Here’s what to know about the new law, effective Sept. 25, 2021:

  • A firearm is not considered secured if a key or combination to the trigger, cable lock or the container is readily available to a person the owner or possessor has not authorized to carry or control the firearm or a handgun is left unattended in a vehicle and is within view of people outside the vehicle.
  • The safe storage requirement doesn’t apply if a gun owner is either alone in their home or with other people allowed to use the gun.

  • If a person transfers a firearm and a criminal background check is required prior to the transfer, the person is also required to transfer the firearm with a trigger lock or in a locked container.
  • A gun dealer must post in a prominent location a notice, in block letters not less than one inch in height, that states, “The purchaser of a firearm has an obligation to store firearms in a safe manner and to prevent unsupervised access to a firearm by a minor. If a minor or unauthorized person obtains access to a firearm and the owner failed to store the firearm in a safe manner, the owner may be in violation of the law.”
  • Failing to secure a firearm would result in a maximum fine of $500.
  • That fine increases to $2,000 if a minor accesses an unsecured firearm.

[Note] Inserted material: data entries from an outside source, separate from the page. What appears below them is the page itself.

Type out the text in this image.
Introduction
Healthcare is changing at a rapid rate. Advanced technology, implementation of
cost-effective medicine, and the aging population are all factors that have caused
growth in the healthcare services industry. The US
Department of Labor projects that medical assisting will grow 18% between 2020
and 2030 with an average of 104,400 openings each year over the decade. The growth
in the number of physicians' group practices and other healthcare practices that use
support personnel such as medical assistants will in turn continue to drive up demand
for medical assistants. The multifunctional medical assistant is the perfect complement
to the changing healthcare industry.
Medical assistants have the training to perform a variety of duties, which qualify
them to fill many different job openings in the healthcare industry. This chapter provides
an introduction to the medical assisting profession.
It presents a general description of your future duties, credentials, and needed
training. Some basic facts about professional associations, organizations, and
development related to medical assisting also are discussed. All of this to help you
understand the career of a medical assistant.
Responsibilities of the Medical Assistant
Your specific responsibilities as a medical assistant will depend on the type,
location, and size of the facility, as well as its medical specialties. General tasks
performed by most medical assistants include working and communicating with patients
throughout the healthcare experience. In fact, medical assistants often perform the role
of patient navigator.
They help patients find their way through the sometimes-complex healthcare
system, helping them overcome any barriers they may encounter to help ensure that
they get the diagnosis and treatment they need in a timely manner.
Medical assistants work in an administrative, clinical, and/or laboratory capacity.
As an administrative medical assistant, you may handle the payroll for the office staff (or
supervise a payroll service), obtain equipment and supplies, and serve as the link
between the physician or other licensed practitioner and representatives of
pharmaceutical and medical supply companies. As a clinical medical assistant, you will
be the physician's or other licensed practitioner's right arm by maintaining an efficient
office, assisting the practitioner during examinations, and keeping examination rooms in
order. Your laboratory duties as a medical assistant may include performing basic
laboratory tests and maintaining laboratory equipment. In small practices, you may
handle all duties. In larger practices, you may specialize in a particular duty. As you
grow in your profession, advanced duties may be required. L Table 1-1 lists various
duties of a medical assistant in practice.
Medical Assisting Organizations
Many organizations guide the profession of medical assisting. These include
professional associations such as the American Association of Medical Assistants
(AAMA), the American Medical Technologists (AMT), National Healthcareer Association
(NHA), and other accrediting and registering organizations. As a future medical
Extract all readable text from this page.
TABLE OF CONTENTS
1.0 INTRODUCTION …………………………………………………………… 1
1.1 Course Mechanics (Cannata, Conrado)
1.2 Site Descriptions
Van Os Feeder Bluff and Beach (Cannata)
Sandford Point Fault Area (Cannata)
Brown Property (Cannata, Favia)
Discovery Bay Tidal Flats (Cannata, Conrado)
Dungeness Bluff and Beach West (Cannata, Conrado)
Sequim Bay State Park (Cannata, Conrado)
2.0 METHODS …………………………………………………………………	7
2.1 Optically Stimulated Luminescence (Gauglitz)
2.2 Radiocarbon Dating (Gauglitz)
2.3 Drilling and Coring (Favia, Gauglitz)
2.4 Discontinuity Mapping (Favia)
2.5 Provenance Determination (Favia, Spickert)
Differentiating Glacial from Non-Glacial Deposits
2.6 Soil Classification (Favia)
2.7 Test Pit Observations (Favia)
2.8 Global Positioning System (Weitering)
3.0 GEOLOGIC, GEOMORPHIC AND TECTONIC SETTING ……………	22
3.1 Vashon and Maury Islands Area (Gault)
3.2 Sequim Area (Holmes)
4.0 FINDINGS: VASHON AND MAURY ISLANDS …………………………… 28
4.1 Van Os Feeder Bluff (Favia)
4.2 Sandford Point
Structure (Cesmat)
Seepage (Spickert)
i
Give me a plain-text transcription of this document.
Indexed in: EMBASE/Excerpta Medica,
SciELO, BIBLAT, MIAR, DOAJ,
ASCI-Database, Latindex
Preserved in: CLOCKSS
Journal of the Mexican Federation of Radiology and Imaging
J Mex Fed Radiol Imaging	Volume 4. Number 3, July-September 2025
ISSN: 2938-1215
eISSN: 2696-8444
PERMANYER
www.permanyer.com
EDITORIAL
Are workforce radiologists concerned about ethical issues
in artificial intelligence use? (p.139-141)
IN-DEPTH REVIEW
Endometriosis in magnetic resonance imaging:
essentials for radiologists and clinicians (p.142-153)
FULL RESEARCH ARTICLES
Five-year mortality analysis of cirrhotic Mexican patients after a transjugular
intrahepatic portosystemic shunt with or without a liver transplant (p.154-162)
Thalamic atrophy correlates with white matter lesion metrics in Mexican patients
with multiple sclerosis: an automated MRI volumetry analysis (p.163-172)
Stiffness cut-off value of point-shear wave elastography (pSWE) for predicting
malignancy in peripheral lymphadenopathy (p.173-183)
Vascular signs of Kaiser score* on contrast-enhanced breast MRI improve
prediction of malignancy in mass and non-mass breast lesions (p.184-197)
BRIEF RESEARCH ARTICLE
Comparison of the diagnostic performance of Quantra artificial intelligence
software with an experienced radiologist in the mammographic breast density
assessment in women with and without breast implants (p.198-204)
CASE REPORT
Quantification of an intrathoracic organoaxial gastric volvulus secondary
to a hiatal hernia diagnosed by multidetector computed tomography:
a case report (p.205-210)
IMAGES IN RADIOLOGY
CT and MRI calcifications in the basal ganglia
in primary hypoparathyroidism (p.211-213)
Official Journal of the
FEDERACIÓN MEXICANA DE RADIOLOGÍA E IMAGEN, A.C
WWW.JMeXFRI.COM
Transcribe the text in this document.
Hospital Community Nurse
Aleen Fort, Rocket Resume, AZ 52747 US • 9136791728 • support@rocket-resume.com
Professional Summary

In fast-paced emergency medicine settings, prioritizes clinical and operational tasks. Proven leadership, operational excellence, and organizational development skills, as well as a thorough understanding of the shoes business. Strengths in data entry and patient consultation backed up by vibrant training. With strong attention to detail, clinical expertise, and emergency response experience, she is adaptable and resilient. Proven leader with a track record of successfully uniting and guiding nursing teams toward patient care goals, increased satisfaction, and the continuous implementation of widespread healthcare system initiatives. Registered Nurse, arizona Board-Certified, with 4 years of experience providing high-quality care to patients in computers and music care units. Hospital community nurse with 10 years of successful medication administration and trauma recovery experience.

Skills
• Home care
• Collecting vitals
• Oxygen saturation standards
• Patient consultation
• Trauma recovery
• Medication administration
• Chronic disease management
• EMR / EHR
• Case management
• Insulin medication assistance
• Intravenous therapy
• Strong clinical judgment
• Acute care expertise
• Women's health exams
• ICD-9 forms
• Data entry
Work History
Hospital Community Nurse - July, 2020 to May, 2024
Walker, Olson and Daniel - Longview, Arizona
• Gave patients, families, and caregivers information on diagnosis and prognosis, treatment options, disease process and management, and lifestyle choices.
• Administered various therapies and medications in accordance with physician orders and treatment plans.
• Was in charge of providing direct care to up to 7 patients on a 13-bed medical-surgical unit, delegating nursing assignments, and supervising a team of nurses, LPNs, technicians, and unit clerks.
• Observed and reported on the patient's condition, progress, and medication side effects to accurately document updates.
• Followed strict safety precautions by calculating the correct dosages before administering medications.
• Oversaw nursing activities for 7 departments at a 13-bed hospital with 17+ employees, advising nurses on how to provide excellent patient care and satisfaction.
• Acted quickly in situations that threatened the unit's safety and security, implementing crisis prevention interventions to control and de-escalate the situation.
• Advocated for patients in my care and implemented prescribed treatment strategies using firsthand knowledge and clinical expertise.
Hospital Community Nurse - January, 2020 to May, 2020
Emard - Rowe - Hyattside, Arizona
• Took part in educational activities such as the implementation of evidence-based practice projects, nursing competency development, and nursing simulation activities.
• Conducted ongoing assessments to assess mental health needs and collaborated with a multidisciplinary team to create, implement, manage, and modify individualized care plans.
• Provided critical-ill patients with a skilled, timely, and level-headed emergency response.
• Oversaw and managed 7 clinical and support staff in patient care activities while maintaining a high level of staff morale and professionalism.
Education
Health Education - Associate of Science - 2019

(I removed a few points to make sure we’re clear under Fair Use laws. I invite you to go to the above link and read the whole list for yourself.)

I suppose it should be noted that no one should expect there to be any noticeable change in pretty much anything with these laws. All they’ve successfully done is make it more of a pain in the posterior to be a law-abiding gun owner.

Which I suppose is probably the point.

In Oregon, they don’t want you owning guns. They don’t want you having them. They just can’t ban them, so they try to do everything just shy of a ban. Or they’re trying to, anyway.

Oregon still isn’t as bad as many places, to be clear, but they’re working on it. Remember that this is the state that considered restricting firearm capacity to just five rounds. The bill was too extreme even for Oregon, but someone tried it. That’s more than they’ve tried in California, Massachusetts, or New York, just for some perspective.

It’s a good thing it didn’t pass, but the above-stuff did, and I’d hate for someone to end up in a lurch because they simply didn’t know any different.